The 2008 constitution bars many groups from taking part in the national elections planned for 7 November. These people include religious leaders, political prisoners; ethnic people denied identity cards and millions of Burmese migrant workers in Thailand.
Ko Tate Naing fromThe Assistance Association for Political Prisoners (Burma) (AAPP)says the 2010 election and party registration laws bans prisoners including Daw Aung San Suu Kyi from standing for election or belonging to a political party.
“Political prisoners need to be able to freely participate in the political process and more importantly, national reconciliation. The current election laws aimed at disqualifying political prisoners are an unsurprising ploy to restrict all opposition groups.”

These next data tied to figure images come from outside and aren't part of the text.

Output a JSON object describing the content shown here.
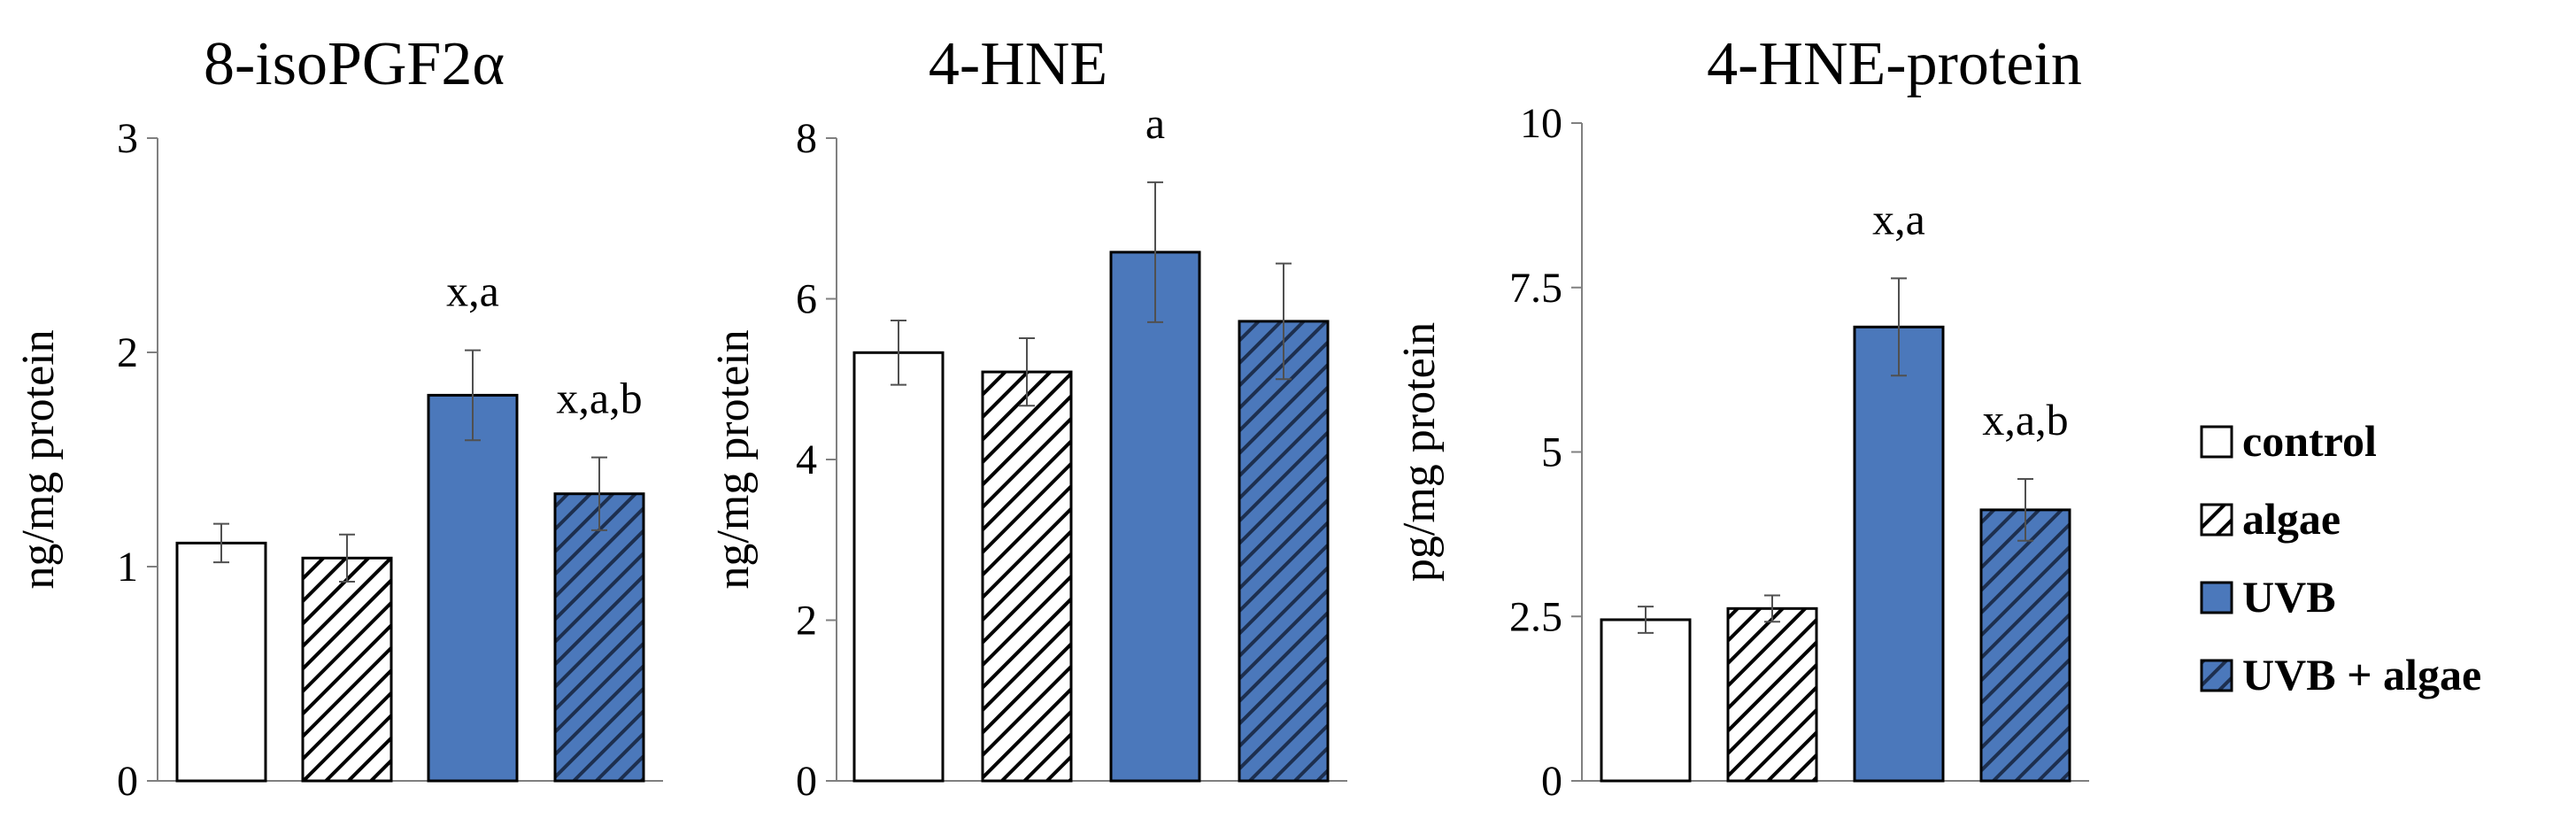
{
  "legend": {
    "items": [
      {
        "label": "control",
        "pattern": "plain",
        "fill": "#ffffff"
      },
      {
        "label": "algae",
        "pattern": "hatch",
        "fill": "#ffffff"
      },
      {
        "label": "UVB",
        "pattern": "plain",
        "fill": "#4b78bb"
      },
      {
        "label": "UVB + algae",
        "pattern": "hatch",
        "fill": "#4b78bb"
      }
    ]
  },
  "colors": {
    "uvb": "#4b78bb",
    "outline": "#000000",
    "axis": "#808080",
    "error": "#505050"
  },
  "chart_data": [
    {
      "type": "bar",
      "title": "8-isoPGF2α",
      "ylabel": "ng/mg protein",
      "ylim": [
        0,
        3
      ],
      "yticks": [
        "0",
        "1",
        "2",
        "3"
      ],
      "categories": [
        "control",
        "algae",
        "UVB",
        "UVB + algae"
      ],
      "values": [
        1.11,
        1.04,
        1.8,
        1.34
      ],
      "errors": [
        0.09,
        0.11,
        0.21,
        0.17
      ],
      "annotations": [
        "",
        "",
        "x,a",
        "x,a,b"
      ]
    },
    {
      "type": "bar",
      "title": "4-HNE",
      "ylabel": "ng/mg protein",
      "ylim": [
        0,
        8
      ],
      "yticks": [
        "0",
        "2",
        "4",
        "6",
        "8"
      ],
      "categories": [
        "control",
        "algae",
        "UVB",
        "UVB + algae"
      ],
      "values": [
        5.33,
        5.09,
        6.58,
        5.72
      ],
      "errors": [
        0.4,
        0.42,
        0.87,
        0.72
      ],
      "annotations": [
        "",
        "",
        "a",
        ""
      ]
    },
    {
      "type": "bar",
      "title": "4-HNE-protein",
      "ylabel": "pg/mg protein",
      "ylim": [
        0,
        10
      ],
      "yticks": [
        "0",
        "2.5",
        "5",
        "7.5",
        "10"
      ],
      "categories": [
        "control",
        "algae",
        "UVB",
        "UVB + algae"
      ],
      "values": [
        2.45,
        2.62,
        6.9,
        4.12
      ],
      "errors": [
        0.2,
        0.2,
        0.74,
        0.47
      ],
      "annotations": [
        "",
        "",
        "x,a",
        "x,a,b"
      ]
    }
  ]
}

The 2008 also bars religious leaders from voting.
It is estimated by humanitarian groups that there are as is between two and three million Burmese migrant workers in Thailand. Many of these workers will not return to Burma for the election as it is difficult, expensive and they have not received any election materials by the regime.
Sai Poon, is a migrant worker who says he won’t be voting. Sai, 39, is married with a seven-year-old son who lives with him and his wife in the northern Thai town of Chiang Mai. Sai says he earns about 150baht ($4.76) a day as a daily farm laborer. Sai Pon is from Lashio the capital of Shan State north.
“I’m almost 40. I have never voted. If I didn’t work in Thailand I wouldn’t know anything about elections. I won’t be voting. The military regime want to control all Burma, including Shan State, they will try many ways to win this election. People in Burma have difficulty to travel; we cannot say what we think because we are afraid. Even when we are sleeping, and if the dog barks, we are afraid the military might be coming for us.”
Many people in Burma are confused about the elections. They don’t know if they are eligible to vote. The 2008 Constitution clearly states that religious leaders such as monks are not allowed to vote. Sao Pannya, is a 34-year-old monk from Shan State South’s Mongkeung township and says he does not know if monks can vote or not.
“I don’t know if the regime has barred monks from voting, but even if I was allowed I would not vote.”
Section 392 of the constitution states the following people are not eligible to vote. They include monks, pastors, Christian priests, Muslim clergy and people serving prison sentences.
The constitution clause is clear in its intention to remove monks from politics, especially after the thousands of monks took to the streets to protest in 2007.
Sao Dhamma, 37, is a monk from Shan State South who says, “Monks are often more interested in politics than ordinary people.”
Dhamma says he spoke to many villagers and monks as he traveled around Shan State and villagers were not well informed about politics. Dhamma says monks are a good source of information because they are traveling from place to place with less restriction, nine months of the year.
“The people trust monks. We hold discussions about culture, human rights, education, agriculture and now its election time, there will be discussions about politics.”
Dhamma says he noticed the USDP were allowed to campaign freely, unlike the SNDP and other parties who had to get permission from local authorities.
“Local authorities were urging the people to vote for the USDP candidates.”
The 2008 constitution and local authorities have given the USDP an unfair election advantage over its local political rivals.